Let the input \(V_{1},V_{2},\cdots ,V_{n}\) be a set of \(n\) linearly independent vectors. We want to use Grame-Schmidt to obtain set of \(n\) orthonormal vectors, called \(v_{1},v_{2},\cdots ,v_{n}\). The notation \(\langle V_{1},V_{2}\rangle \) is used to mean the inner product between any two vectors. The first vector \(v_{1}\) is easy to find777\begin {equation} v_{1}=\frac {V_{1}}{\sqrt {\langle V_{1},V_{1}\rangle }} \tag {1} \end {equation} The second \[ v_{2}^{\prime }=V_{2}-v_{1}\langle v_{1},V_{2}\rangle \] Where \(v_{2}^{\prime }\) means \(v_{2}\) but not yet normalized. Before we normalize \(v_{2}^{\prime }\), we need to show that \(\langle v_{1},v_{2}^{\prime }\rangle =0\). But \[ \langle v_{1},v_{2}^{\prime }\rangle =\langle v_{1},\left (V_{2}-v_{1}\langle v_{1},V_{2}\rangle \right ) \rangle \] Expanding the above gives\[ \langle v_{1},v_{2}^{\prime }\rangle =\langle v_{1},V_{2}\rangle -\langle v_{1},v_{1}\langle v_{1},V_{2}\rangle \rangle \] But \(\langle v_{1},V_{2}\rangle \) above is just a number. We can take it out of the second inner product term above. The above becomes\[ \langle v_{1},v_{2}^{\prime }\rangle =\langle v_{1},V_{2}\rangle -\langle v_{1},V_{2}\rangle \langle v_{1},v_{1}\rangle \] But \(\langle v_{1},v_{1}\rangle =1\), since \(v_{1}\) is normalized vector.

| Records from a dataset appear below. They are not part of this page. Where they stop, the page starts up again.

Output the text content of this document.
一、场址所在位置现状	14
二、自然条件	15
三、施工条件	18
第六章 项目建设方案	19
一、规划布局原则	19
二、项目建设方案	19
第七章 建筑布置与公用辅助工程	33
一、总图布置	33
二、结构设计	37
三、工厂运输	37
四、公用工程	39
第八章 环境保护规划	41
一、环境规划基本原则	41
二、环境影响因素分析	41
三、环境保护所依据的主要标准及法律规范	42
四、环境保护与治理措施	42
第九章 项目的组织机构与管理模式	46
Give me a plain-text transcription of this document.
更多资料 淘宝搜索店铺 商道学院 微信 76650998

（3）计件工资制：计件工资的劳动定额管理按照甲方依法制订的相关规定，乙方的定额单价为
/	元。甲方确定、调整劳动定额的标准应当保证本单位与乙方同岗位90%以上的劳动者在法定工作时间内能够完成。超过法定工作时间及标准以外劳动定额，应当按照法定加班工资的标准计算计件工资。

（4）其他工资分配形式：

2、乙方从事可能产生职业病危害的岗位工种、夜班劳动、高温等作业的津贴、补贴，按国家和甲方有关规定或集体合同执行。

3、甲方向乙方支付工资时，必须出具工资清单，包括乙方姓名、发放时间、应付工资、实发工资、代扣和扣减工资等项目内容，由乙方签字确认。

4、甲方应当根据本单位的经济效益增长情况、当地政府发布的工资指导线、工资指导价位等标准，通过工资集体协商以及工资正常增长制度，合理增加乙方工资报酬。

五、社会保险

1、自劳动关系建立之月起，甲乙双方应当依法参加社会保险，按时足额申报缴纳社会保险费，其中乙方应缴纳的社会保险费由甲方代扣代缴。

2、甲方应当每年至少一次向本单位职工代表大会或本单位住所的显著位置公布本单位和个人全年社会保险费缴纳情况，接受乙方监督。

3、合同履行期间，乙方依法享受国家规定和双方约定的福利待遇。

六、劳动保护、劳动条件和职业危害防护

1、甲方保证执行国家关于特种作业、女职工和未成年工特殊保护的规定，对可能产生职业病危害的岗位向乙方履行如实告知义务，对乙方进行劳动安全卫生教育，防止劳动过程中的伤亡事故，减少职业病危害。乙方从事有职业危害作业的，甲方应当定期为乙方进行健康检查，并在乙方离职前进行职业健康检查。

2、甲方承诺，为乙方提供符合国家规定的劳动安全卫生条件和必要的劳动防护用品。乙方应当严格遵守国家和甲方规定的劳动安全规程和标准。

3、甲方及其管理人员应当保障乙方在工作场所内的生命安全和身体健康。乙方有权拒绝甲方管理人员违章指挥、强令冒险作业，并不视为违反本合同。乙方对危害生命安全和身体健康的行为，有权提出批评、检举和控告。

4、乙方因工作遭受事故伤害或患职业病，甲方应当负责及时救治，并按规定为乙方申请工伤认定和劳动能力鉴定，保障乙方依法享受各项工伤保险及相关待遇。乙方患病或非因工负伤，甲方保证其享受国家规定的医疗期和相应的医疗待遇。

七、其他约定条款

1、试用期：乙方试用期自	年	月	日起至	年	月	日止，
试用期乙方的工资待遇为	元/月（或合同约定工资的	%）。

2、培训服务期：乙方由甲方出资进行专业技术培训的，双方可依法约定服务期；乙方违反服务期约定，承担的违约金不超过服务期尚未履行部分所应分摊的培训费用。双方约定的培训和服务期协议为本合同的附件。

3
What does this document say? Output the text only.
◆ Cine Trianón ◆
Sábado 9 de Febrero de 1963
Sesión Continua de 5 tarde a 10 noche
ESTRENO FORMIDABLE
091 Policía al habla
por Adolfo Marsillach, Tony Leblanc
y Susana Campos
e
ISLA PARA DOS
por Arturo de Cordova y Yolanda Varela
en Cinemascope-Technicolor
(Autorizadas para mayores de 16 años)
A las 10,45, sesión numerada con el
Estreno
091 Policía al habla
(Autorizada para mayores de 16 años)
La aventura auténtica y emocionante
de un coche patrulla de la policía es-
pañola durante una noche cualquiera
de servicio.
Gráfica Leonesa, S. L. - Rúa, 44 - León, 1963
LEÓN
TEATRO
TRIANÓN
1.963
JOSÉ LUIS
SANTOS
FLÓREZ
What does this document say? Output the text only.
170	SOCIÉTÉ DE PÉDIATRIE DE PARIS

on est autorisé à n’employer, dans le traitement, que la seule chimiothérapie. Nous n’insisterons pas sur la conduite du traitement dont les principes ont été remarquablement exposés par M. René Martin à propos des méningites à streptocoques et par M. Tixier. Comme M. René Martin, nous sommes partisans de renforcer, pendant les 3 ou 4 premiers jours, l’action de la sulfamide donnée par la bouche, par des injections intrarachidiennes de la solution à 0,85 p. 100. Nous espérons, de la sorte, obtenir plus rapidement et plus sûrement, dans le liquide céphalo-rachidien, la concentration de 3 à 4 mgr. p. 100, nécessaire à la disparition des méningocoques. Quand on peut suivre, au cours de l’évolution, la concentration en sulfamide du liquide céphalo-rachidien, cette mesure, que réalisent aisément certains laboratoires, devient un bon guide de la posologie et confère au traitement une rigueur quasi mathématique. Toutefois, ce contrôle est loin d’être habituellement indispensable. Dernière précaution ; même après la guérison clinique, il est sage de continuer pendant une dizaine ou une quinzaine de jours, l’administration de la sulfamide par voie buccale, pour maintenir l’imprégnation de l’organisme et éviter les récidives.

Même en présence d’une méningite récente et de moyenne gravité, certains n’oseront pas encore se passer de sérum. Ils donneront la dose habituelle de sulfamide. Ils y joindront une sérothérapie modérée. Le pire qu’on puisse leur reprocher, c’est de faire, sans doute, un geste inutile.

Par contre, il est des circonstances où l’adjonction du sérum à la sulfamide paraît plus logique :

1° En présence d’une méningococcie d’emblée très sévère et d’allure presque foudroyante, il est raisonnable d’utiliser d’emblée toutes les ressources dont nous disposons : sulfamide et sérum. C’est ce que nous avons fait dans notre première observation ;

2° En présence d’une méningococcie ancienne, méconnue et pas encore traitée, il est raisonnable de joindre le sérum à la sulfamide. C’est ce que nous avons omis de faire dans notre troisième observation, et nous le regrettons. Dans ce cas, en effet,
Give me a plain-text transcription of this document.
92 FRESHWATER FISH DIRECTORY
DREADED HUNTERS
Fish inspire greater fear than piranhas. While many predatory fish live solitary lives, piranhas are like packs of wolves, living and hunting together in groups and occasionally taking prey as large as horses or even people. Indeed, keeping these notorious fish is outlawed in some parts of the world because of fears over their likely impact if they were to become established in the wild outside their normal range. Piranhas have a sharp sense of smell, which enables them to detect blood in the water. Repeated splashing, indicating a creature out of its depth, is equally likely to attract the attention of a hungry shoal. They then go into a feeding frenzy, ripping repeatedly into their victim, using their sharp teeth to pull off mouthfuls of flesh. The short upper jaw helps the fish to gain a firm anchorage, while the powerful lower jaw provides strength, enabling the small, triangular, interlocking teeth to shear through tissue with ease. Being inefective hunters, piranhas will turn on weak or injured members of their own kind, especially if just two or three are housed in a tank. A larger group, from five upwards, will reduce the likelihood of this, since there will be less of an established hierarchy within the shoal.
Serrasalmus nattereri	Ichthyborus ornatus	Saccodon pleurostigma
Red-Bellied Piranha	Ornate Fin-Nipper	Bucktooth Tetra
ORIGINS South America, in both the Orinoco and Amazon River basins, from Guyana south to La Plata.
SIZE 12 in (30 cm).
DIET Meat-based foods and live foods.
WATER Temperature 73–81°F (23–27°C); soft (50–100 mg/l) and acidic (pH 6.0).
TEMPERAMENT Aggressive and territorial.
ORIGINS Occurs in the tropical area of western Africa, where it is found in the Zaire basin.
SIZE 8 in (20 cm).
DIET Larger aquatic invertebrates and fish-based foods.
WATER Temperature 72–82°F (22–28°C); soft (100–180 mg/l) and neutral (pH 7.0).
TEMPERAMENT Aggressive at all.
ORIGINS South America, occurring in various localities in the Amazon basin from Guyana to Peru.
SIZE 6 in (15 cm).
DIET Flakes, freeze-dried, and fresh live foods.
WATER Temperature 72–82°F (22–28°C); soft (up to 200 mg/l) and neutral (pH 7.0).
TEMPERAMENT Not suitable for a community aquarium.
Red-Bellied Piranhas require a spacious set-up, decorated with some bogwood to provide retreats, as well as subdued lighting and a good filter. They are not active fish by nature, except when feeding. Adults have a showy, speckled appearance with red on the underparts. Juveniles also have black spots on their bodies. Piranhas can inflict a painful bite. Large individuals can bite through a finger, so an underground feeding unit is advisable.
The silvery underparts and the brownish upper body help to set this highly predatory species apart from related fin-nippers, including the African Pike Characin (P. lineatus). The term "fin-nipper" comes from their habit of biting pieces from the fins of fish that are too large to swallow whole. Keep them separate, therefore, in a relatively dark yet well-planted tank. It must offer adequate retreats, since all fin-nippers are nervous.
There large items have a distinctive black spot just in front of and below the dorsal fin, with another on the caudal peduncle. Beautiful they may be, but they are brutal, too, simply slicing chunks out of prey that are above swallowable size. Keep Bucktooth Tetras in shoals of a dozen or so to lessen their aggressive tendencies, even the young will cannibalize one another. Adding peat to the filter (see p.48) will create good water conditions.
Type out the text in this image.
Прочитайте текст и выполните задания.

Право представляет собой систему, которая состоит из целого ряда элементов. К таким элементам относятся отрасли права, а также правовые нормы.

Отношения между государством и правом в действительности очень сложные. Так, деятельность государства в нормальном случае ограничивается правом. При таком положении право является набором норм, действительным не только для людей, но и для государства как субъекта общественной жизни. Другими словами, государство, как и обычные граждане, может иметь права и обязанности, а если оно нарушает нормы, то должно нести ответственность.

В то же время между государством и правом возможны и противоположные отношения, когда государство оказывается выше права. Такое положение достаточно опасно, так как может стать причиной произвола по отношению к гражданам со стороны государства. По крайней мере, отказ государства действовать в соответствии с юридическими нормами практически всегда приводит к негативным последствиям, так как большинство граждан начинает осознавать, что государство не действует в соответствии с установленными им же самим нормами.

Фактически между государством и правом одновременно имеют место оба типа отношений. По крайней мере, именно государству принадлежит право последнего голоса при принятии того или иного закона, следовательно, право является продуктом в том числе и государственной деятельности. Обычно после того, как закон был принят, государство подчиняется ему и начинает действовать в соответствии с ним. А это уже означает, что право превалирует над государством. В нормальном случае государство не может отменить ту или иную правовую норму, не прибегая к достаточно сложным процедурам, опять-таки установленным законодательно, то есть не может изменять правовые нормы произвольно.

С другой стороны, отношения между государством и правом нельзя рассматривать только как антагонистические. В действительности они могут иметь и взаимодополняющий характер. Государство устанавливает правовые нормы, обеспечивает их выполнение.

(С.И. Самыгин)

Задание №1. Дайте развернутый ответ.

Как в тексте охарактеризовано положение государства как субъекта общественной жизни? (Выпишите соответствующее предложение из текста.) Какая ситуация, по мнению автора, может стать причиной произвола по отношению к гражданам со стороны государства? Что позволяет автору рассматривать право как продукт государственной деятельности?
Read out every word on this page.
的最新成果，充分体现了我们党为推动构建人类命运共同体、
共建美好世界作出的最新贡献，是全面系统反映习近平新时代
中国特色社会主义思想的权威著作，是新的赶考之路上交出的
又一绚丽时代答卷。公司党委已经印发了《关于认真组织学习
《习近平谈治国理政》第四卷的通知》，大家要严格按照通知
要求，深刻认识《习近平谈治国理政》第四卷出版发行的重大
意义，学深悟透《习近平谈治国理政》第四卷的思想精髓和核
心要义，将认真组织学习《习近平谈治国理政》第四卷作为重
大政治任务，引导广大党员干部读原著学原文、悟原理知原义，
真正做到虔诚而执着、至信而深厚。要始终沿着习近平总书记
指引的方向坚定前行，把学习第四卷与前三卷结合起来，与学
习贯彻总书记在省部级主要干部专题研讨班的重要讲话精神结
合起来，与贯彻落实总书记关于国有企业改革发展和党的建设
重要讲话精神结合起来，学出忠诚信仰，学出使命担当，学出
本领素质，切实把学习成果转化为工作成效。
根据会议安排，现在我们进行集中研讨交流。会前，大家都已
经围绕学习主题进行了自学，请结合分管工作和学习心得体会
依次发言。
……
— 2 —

The above becomes\begin {align*} \langle v_{1},v_{2}^{\prime }\rangle & =\langle v_{1},V_{2}\rangle -\langle v_{1},V_{2}\rangle \\ & =0 \end {align*}
Now we normalized \(v_{2}^{\prime }\) \[ v_{2}=\frac {v_{2}^{\prime }}{\sqrt {\langle v_{2}^{\prime },v_{2}^{\prime }\rangle }}\] Now we find \(v_{3}\)\begin {align*} v_{3}^{\prime } & =V_{3}-\left (v_{1}\langle v_{1},V_{3}\rangle +v_{2}\langle v_{2},V_{3}\rangle \right ) \\ v_{3} & =\frac {v_{3}^{\prime }}{\sqrt {\langle v_{3}^{\prime },v_{3}^{\prime }\rangle }} \end {align*}
And so on.